Patricia Chang was named the 2019 USAG Stuttgart Volunteer of the Year in recognition of her service as a legal assistant at the Stuttgart Law Center. Courtesy photo.

Patricia Chang specialized in helping families and individuals prepare documents for U.S. citizenship while logging 1,202 hours of service at the Stuttgart Law Center (SLC) as a legal assistant.

“I decided to study immigrant law because I know how hard it is to become a citizen,” says Chang.

An immigrant herself, Chang experienced first-hand the pain of being separated from her husband as she and their two-year-old son and one-year-old daughter waited eight months for her Green Card to be approved so she could return to the United States, this time for good.

After studying law in Taiwan and working as an account lawyer, Chang moved to the U.S. to continue her studies at American University in Washington, DC. There, she fell in love and eventually got married to her spouse, who was working in the Pentagon at the time.

Compelled to help other families avoid the same stress that she and her family went through, Chang reached out to the SLC when she and her family relocated to Stuttgart in 2018, offering to volunteer and help develop its immigration law program.

“With the current administration, immigration law is always changing,” Chang said.

But couples can breathe a little easier with an expert on their side. After Chang’s arrival at the SLC in 2019, the center saw a 600% increase in immigration clients, and Chang serviced over 115 of them.

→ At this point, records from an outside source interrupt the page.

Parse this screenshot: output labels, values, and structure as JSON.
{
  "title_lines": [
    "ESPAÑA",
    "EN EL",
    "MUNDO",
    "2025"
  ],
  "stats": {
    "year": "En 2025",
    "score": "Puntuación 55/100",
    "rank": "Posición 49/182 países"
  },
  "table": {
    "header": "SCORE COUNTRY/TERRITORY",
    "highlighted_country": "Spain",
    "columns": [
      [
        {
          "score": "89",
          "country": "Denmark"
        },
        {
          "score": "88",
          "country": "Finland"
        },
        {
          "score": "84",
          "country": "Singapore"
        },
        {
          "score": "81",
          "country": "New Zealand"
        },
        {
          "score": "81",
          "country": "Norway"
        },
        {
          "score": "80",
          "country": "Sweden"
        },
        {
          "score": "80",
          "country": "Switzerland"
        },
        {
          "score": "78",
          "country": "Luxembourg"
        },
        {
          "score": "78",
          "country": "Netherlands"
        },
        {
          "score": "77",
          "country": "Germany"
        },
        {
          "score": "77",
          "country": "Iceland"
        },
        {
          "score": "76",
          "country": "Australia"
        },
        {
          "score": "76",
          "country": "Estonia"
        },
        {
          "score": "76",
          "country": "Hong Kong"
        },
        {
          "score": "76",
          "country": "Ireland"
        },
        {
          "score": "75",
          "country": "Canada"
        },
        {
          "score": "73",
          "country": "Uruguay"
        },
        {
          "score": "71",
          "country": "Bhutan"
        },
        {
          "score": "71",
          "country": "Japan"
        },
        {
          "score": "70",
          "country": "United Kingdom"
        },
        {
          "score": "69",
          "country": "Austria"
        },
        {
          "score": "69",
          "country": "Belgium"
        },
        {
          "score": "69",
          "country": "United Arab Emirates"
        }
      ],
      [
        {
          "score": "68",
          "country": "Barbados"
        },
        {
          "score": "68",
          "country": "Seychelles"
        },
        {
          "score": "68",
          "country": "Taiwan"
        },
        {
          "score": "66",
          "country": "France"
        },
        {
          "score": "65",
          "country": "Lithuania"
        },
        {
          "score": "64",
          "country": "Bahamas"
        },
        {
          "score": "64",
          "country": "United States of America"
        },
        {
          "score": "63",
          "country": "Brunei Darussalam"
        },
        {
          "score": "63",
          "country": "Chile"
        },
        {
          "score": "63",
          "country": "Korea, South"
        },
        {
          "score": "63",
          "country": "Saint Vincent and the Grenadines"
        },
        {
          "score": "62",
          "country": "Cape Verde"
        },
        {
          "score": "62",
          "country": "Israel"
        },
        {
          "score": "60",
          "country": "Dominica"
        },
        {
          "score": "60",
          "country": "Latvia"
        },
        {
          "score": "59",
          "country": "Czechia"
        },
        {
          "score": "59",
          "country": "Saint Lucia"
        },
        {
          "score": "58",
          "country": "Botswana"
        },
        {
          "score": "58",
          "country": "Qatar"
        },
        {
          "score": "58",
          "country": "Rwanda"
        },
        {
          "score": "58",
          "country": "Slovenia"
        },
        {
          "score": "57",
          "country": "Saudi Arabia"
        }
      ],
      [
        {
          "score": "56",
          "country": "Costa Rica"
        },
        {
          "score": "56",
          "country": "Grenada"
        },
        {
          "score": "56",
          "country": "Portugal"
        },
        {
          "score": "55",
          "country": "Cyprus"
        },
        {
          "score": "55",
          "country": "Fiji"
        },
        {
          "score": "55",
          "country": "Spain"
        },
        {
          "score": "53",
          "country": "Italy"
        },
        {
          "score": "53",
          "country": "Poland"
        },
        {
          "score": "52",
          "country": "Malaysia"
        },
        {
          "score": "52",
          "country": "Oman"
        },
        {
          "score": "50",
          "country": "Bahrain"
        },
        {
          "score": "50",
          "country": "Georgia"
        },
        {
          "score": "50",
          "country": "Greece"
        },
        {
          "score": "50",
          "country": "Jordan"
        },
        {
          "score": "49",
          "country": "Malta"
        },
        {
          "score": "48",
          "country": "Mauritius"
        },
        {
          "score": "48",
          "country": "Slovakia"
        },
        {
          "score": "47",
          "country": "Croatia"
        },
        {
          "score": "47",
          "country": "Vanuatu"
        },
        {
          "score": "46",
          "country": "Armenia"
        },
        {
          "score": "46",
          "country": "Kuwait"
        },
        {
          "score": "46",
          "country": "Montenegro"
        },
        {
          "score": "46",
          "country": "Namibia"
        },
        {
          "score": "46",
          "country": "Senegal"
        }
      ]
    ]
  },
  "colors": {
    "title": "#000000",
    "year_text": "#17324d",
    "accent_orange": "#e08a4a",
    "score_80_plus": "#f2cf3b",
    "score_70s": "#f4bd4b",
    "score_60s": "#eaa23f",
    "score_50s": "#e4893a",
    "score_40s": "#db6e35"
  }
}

Even more impressive is that none have been rejected in their immigration applications.

Chang’s duties included giving consultations that allow clients to ask for expert advice and opinions on confusing matters, conducting monthly naturalization workshops that entail teaching participants how to file for citizenship and Green Cards, and informing garrison leadership of changing laws and their potential impacts on military affiliates and their families.

Chang said, “I feel so good when a client leaves feeling more confident, with a smile on their face.”